Today, however, Katome seemed satisfied with a hostile glare, stalking past us like a gunslinger at the swinging doors of an Old West saloon, all chest and swagger and heavy brow. The farmer above us continued working, swinging his hoe at the earth and turning the black soil for a row of young banana shoots. This convergence of forest, gorillas and agriculture is a true microcosm of conservation problems in Uganda, where a rapidly growing human population is pressing right up to the edge of protected areas. Our gorillas had finished their meal and retreated into a thicket between two fields. We inched closer, but glimpsed only shaking leaves and dim shadows in the dense undergrowth.
Spotting them once in the open had been lucky and we were beginning to think our initial views were all we would see, when a small black head suddenly emerged from the greenery. Kasigazi, ‘The Little Guy’, climbed slowly out of the leaves, ascending on thin branches toward a particular tangle of vines. Grabbing at the swaying knot of green, the juvenile ape carefully pulled each strand through his teeth, nimbly picking off the leaves with a snapping sound.
Towering pillars of clouds loomed above the forest as the final minutes of our visit slipped by. Kasigazi was still feeding high overhead and Katome had returned into the open, resting on his back with one leg flung upward like another dark trunk in the shade. Several others had moved into a stand of banana trees farther down the slope and we saw the broad leaves shudder as another stem went down.
“That was the fastest hour of my life”, someone whispered as we slowly backed away and began climbing through the fields. Time with the gorillas is limited to minimise disturbing their natural behaviour, but everyone was still ecstatic, wide-eyed and smiling when we paused to rest on the hilltop.
One of our group wanted to photograph the man planting bananas, but he turned away with a frown and stalked off across the field.
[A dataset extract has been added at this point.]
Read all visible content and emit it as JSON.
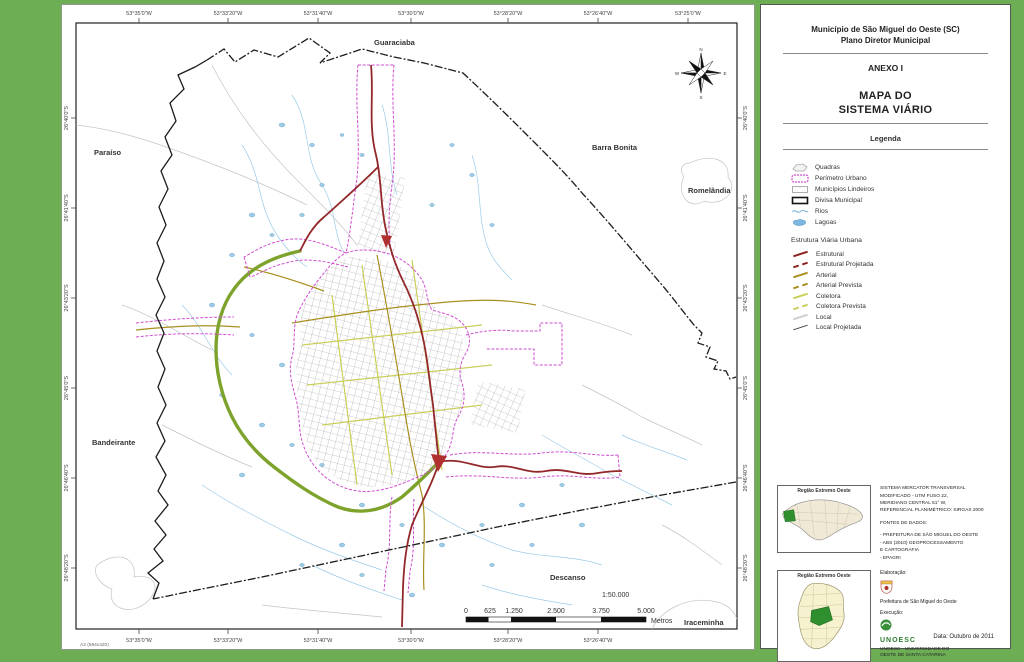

Governments can dictate policy, but local people are the ultimate stewards of the forest, and gaining their support is vital for the long-term protection of mountain gorillas.
Heavy tropical raindrops spattered against the greenery and we hurriedly donned our jackets for the long hike back to camp. Suddenly the trackers motioned for silence and pointed down the hillside. Far below us, the gorillas were returning to the forest. They walked hunched forward on their knuckles in a single-file line, ponderous black shadows in the drizzle. Mugurusi, the lead silverback, stopped at the forest edge and seemed to look in our direction while his family slowly crossed the clearing behind him and disappeared, one by one, into a wall of green.
Since this article was written, Mugurusi, ‘Old Man’, the dominant silverback in the Katendegere group which the author describes, has sadly died of old age. He has been succeeded by Kacupira, ‘Limp’.